Difficile d'anticiper et d'organiser quand on n'y a pas été éduqué puis rodé. Le changement est loin d'être immédiat, il prend du temps. En attendant, pour se décharger et profiter de ses vacances sans trop risquer de les rater, la jeune femme propose donc «petit à petit» et «de manière discrète» de partir dans des endroits connus afin qu'il y ait «moins d'organisation en amont et sur place» pour elle.

«Le bon plan semble d'aller chez la famille», conclut-elle. «On peut imaginer que c'est aussi un moyen de se répartir la charge de travail entre femmes», glisse Emmanuelle Santelli. Sa consœur de l'Iref rapporte aussi les formes de solidarité, et même de sororité spontanée qui se mettent en place notamment sur les plages, où les mères de famille bavardent tout en gardant un œil sur les enfants. «Ce peut être un geste politique démonstrateur par rapport à la possibilité du partage et de la coopération, qui n'a ni genre ni sexe, et pas seulement un geste de survie. Il ne faut pas oublier que l'on mène une bataille collective et politique.»

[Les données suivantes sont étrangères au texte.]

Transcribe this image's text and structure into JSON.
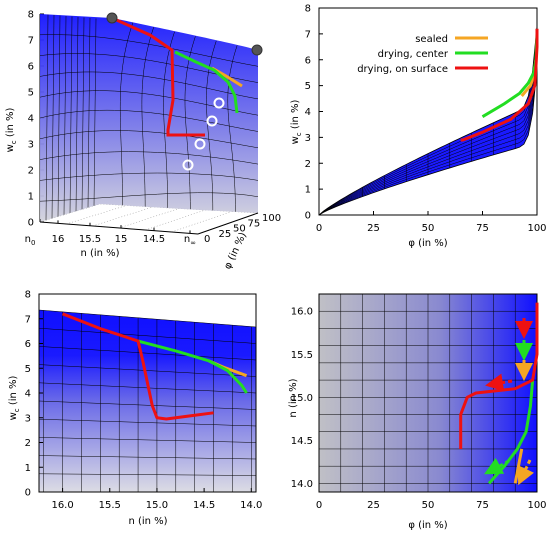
{
  "colors": {
    "sealed": "#f5a623",
    "center": "#22dd22",
    "surface": "#ee1111",
    "surface_blue": "#1a1aff",
    "surface_grey": "#c8c8d2"
  },
  "chart_data": [
    {
      "panel": "top-left",
      "type": "surface3d",
      "zlabel": "w",
      "zlabel_sub": "c",
      "zlabel_unit": " (in %)",
      "xlabel": "n (in %)",
      "ylabel": "φ (in %)",
      "z_ticks": [
        "0",
        "1",
        "2",
        "3",
        "4",
        "5",
        "6",
        "7",
        "8"
      ],
      "n_ticks": [
        "n",
        "16",
        "15.5",
        "15",
        "14.5",
        "n"
      ],
      "n_end_subs": [
        "0",
        "∞"
      ],
      "phi_ticks": [
        "0",
        "25",
        "50",
        "75",
        "100"
      ]
    },
    {
      "panel": "top-right",
      "type": "line",
      "xlabel": "φ (in %)",
      "ylabel": "w",
      "ylabel_sub": "c",
      "ylabel_unit": " (in %)",
      "xlim": [
        0,
        100
      ],
      "ylim": [
        0,
        8
      ],
      "x_ticks": [
        "0",
        "25",
        "50",
        "75",
        "100"
      ],
      "y_ticks": [
        "0",
        "1",
        "2",
        "3",
        "4",
        "5",
        "6",
        "7",
        "8"
      ],
      "legend": [
        "sealed",
        "drying, center",
        "drying, on surface"
      ],
      "legend_position": "top-right",
      "series": [
        {
          "name": "sealed",
          "x": [
            93,
            95,
            97,
            98.5,
            99.5
          ],
          "y": [
            4.6,
            4.8,
            5.0,
            5.4,
            6.0
          ]
        },
        {
          "name": "drying, center",
          "x": [
            75,
            85,
            92,
            96,
            98.5,
            99.5,
            100
          ],
          "y": [
            3.8,
            4.3,
            4.7,
            5.1,
            5.5,
            6.0,
            7.0
          ]
        },
        {
          "name": "drying, on surface",
          "x": [
            65,
            66,
            75,
            88,
            96,
            99,
            99.5,
            100,
            100
          ],
          "y": [
            2.9,
            2.9,
            3.2,
            3.7,
            4.3,
            5.0,
            5.7,
            6.5,
            7.2
          ]
        }
      ]
    },
    {
      "panel": "bottom-left",
      "type": "line",
      "xlabel": "n (in %)",
      "ylabel": "w",
      "ylabel_sub": "c",
      "ylabel_unit": " (in %)",
      "xlim": [
        16.25,
        13.95
      ],
      "ylim": [
        0,
        8
      ],
      "x_ticks": [
        "16.0",
        "15.5",
        "15.0",
        "14.5",
        "14.0"
      ],
      "y_ticks": [
        "0",
        "1",
        "2",
        "3",
        "4",
        "5",
        "6",
        "7",
        "8"
      ],
      "series": [
        {
          "name": "sealed",
          "x": [
            14.45,
            14.3,
            14.05
          ],
          "y": [
            5.3,
            5.05,
            4.7
          ]
        },
        {
          "name": "drying, center",
          "x": [
            15.2,
            14.8,
            14.45,
            14.25,
            14.1,
            14.05
          ],
          "y": [
            6.1,
            5.7,
            5.3,
            4.9,
            4.3,
            4.0
          ]
        },
        {
          "name": "drying, on surface",
          "x": [
            16.0,
            15.6,
            15.2,
            15.15,
            15.05,
            15.0,
            14.9,
            14.7,
            14.4
          ],
          "y": [
            7.2,
            6.6,
            6.1,
            5.3,
            3.5,
            3.0,
            2.95,
            3.05,
            3.2
          ]
        }
      ]
    },
    {
      "panel": "bottom-right",
      "type": "heatmap",
      "xlabel": "φ (in %)",
      "ylabel": "n (in %)",
      "xlim": [
        0,
        100
      ],
      "ylim": [
        13.9,
        16.2
      ],
      "x_ticks": [
        "0",
        "25",
        "50",
        "75",
        "100"
      ],
      "y_ticks": [
        "14.0",
        "14.5",
        "15.0",
        "15.5",
        "16.0"
      ],
      "series": [
        {
          "name": "sealed",
          "x": [
            93,
            90
          ],
          "y": [
            14.4,
            14.0
          ]
        },
        {
          "name": "drying, center",
          "x": [
            98,
            97,
            95,
            91,
            85,
            78
          ],
          "y": [
            15.2,
            14.9,
            14.6,
            14.4,
            14.2,
            14.0
          ]
        },
        {
          "name": "drying, on surface",
          "x": [
            100,
            100,
            98,
            90,
            72,
            68,
            65,
            65
          ],
          "y": [
            16.1,
            15.5,
            15.2,
            15.1,
            15.05,
            15.0,
            14.8,
            14.4
          ]
        }
      ]
    }
  ]
}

Florence, elle, a pris le parti, pour se faciliter la tâche, de rendre «autonomes» ses filles de 3 et 6 ans. «Je leur apprends à préparer leurs affaires. Je leur dis “on part une semaine, tu prends sept paires de chaussettes, sept culottes et deux chemises de nuit ou pyjamas dans ton armoire”.»

«Il ne faut pas oublier que l'on mène une bataille collective et politique.»

Ce passage de relais à la génération suivante peut aussi prendre un angle plus militant. Comme le fait remarquer Emmanuelle Santelli, «pour qu'à moyen terme, on assiste à un réel progrès en matière de répartition du travail domestique, une façon de s'en sortir est de ne plus éduquer nos enfants selon une répartition genrée des tâches et des fonctions (aux femmes l'intérieur, le soin aux enfants, la préoccupation des autres, le “care”, etc.; aux hommes l'extérieur, le bricolage, la force, etc.)».

Ainsi, les femmes ne seront plus identifiées comme les seules expertes de l'organisation des vacances. Et celles-ci seront vraiment un moment de partage au lieu d'être une résurgence du sexisme et un surcroît de travail féminin.